I’m currently working with another parent on a legislative proposal that addresses 50/50 custody in Texas. I would love to talk with parents who have had positive or negative experience with this type of parenting arrangement. In short we’d like to know what makes 50/50 custody work and when is it a recipe for disaster.

Philip Marcus:
You might want to look at research by Dr Jennifer MacIntosh and others about legislation for equal time parenting in Australia.

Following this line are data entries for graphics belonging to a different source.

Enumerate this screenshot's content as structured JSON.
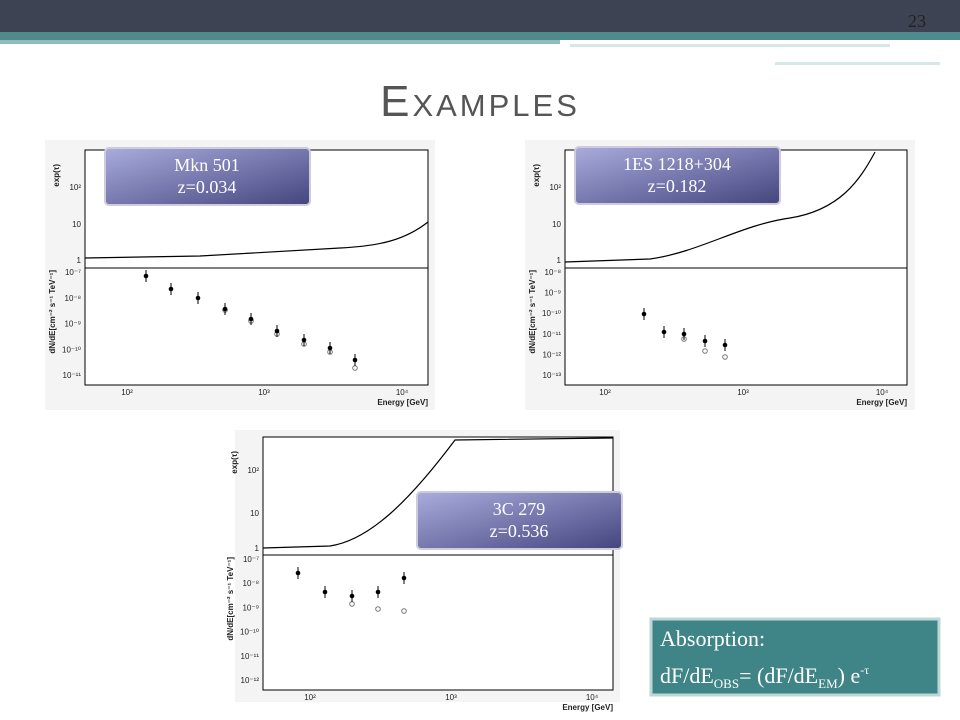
{
  "page_number": "23",
  "title": "Examples",
  "plots": [
    {
      "label": [
        "Mkn 501",
        "z=0.034"
      ],
      "y_label_top": "exp(τ)",
      "y_label_bottom": "dN/dE[cm⁻² s⁻¹ TeV⁻¹]",
      "x_label": "Energy [GeV]",
      "top_ticks": [
        "10²",
        "10",
        "1"
      ],
      "bottom_ticks": [
        "10⁻⁷",
        "10⁻⁸",
        "10⁻⁹",
        "10⁻¹⁰",
        "10⁻¹¹"
      ],
      "x_ticks": [
        "10²",
        "10³",
        "10⁴"
      ]
    },
    {
      "label": [
        "1ES 1218+304",
        "z=0.182"
      ],
      "y_label_top": "exp(τ)",
      "y_label_bottom": "dN/dE[cm⁻² s⁻¹ TeV⁻¹]",
      "x_label": "Energy [GeV]",
      "top_ticks": [
        "10²",
        "10",
        "1"
      ],
      "bottom_ticks": [
        "10⁻⁸",
        "10⁻⁹",
        "10⁻¹⁰",
        "10⁻¹¹",
        "10⁻¹²",
        "10⁻¹³"
      ],
      "x_ticks": [
        "10²",
        "10³",
        "10⁴"
      ]
    },
    {
      "label": [
        "3C 279",
        "z=0.536"
      ],
      "y_label_top": "exp(τ)",
      "y_label_bottom": "dN/dE[cm⁻² s⁻¹ TeV⁻¹]",
      "x_label": "Energy [GeV]",
      "top_ticks": [
        "10²",
        "10",
        "1"
      ],
      "bottom_ticks": [
        "10⁻⁷",
        "10⁻⁸",
        "10⁻⁹",
        "10⁻¹⁰",
        "10⁻¹¹",
        "10⁻¹²"
      ],
      "x_ticks": [
        "10²",
        "10³",
        "10⁴"
      ]
    }
  ],
  "absorption": {
    "heading": "Absorption:",
    "formula": [
      "dF/dE",
      "OBS",
      "= (dF/dE",
      "EM",
      ") e",
      "-τ"
    ]
  }
}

I understand that the prevailing view is that it failed to show benefits for fathers or mothers or children.

 

Parental Alienation

Discussion on LinkedIn Family Law Forum, November 2012

Shawn W., Chair, Social Media Committee at Collaborative Practice California (CPCAL)

It’s official, Parental Alienation Syndrome is not going to be included in the DSM-V. Frankly, I am relieved.

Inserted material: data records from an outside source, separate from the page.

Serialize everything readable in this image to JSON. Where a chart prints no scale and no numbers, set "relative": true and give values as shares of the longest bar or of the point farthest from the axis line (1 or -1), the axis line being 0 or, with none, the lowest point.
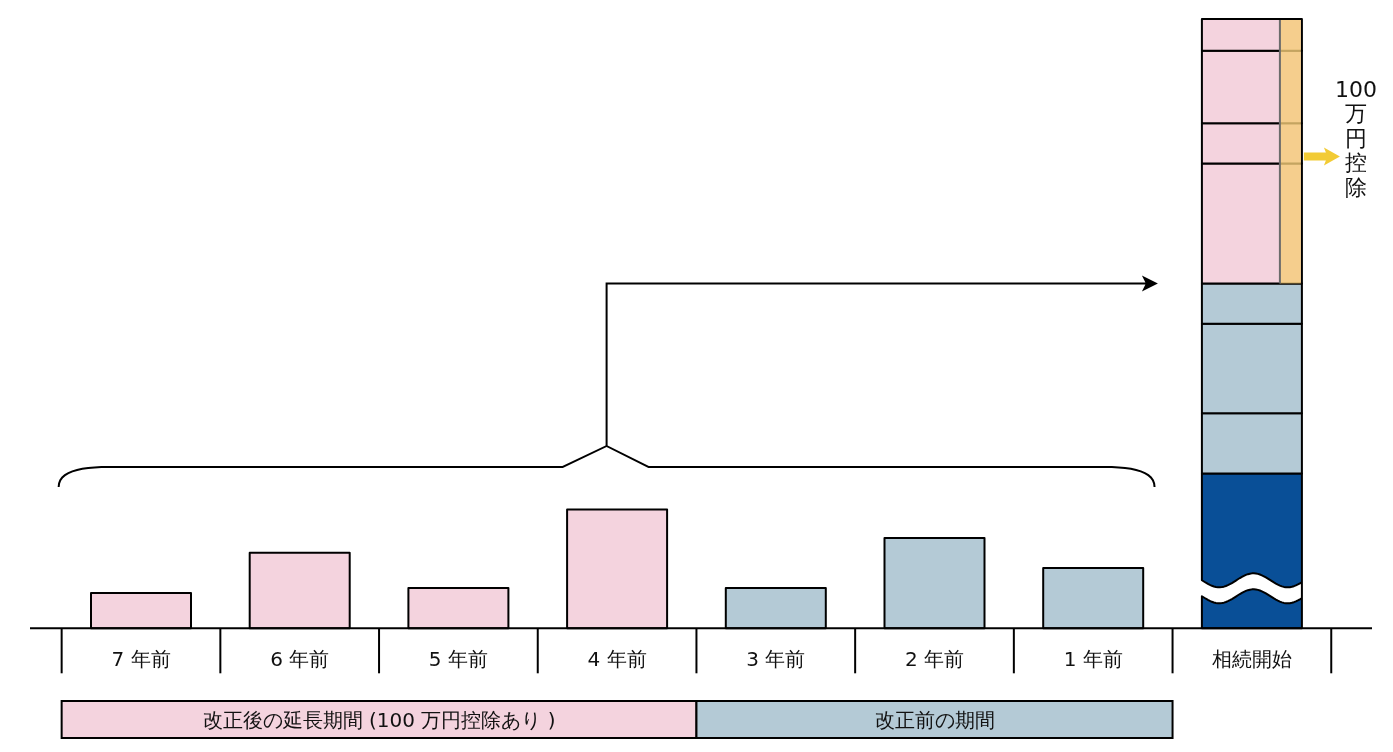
{
  "chart_data": {
    "type": "bar",
    "stacked": true,
    "relative": true,
    "categories": [
      "7 年前",
      "6 年前",
      "5 年前",
      "4 年前",
      "3 年前",
      "2 年前",
      "1 年前",
      "相続開始"
    ],
    "series": [
      {
        "color": "#094f97",
        "values": [
          null,
          null,
          null,
          null,
          null,
          null,
          null,
          0.254
        ]
      },
      {
        "color": "#b4cad6",
        "values": [
          null,
          null,
          null,
          null,
          null,
          null,
          0.099,
          0.099
        ]
      },
      {
        "color": "#b4cad6",
        "values": [
          null,
          null,
          null,
          null,
          null,
          0.148,
          null,
          0.147
        ]
      },
      {
        "color": "#b4cad6",
        "values": [
          null,
          null,
          null,
          null,
          0.066,
          null,
          null,
          0.066
        ]
      },
      {
        "color": "#f4d3de",
        "values": [
          null,
          null,
          null,
          0.195,
          null,
          null,
          null,
          0.197
        ]
      },
      {
        "color": "#f4d3de",
        "values": [
          null,
          null,
          0.066,
          null,
          null,
          null,
          null,
          0.066
        ]
      },
      {
        "color": "#f4d3de",
        "values": [
          null,
          0.124,
          null,
          null,
          null,
          null,
          null,
          0.119
        ]
      },
      {
        "color": "#f4d3de",
        "values": [
          0.058,
          null,
          null,
          null,
          null,
          null,
          null,
          0.052
        ]
      }
    ],
    "annotations": [
      "改正後の延長期間 (100 万円控除あり )",
      "改正前の期間",
      "100万円控除"
    ]
  }
}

So it’s official.  The American Psychological Association has made it clear that Parental Alienation Syndrome (PAS) will not be included in the forthcoming DSM-V as a psychological disorder.  Frankly, I am relieved.

I have seen some very alienating behavior over the years in my family law practice.  It comes from both genders and every time it comes up, a child is harmed.  Sometimes it is driven by emotional issues such as addiction, abuse or even a personality disorder.  More often than not, however, it is just because someone is being mean by putting their poor emotionally defenseless child in the middle of their divorce.

I have had many potential clients call me wanting to launch a legal campaign in family court based on PAS.  I try to explain that the science is considered unreliable.  However, these parents often feel so convinced that they are victims of PAS that they won’t hear anything else.  When I start to explain that PAS is not a recognized psychological disorder, I am quickly written off.

Philip Marcus:
The January 2010 Issue of the Family Court Review (Volume 48 No 1) contained some important insights into Contact Refusal, including a more nuanced approach to the issue than defining all cases as resulting from alienation of the child by one parent against the other. This reflects the large variety of typologies encountered by judges. One especially important article, by Steven Friedlander and Marjorie Gans Walters, “When a Child Rejects a Parent: Tailoring the Intervention to Fit the Problem”, (op. cit., p. 98) I found especially useful in determining cases and deciding on management and treatment options.

It may well be that the decision to exclude PAS from DSM was motivated by this approach – one size does not fit all. But the mere fact of exclusion does not lead to the conclusion that the phenomenon of Contact Refusal does not exist, or that in some or many cases one parent is primarily responsible. So treatment is essential, and the challenge is to provide treatment within the financial capacity of the funders – who may be public authorities, charities or the parents themselves.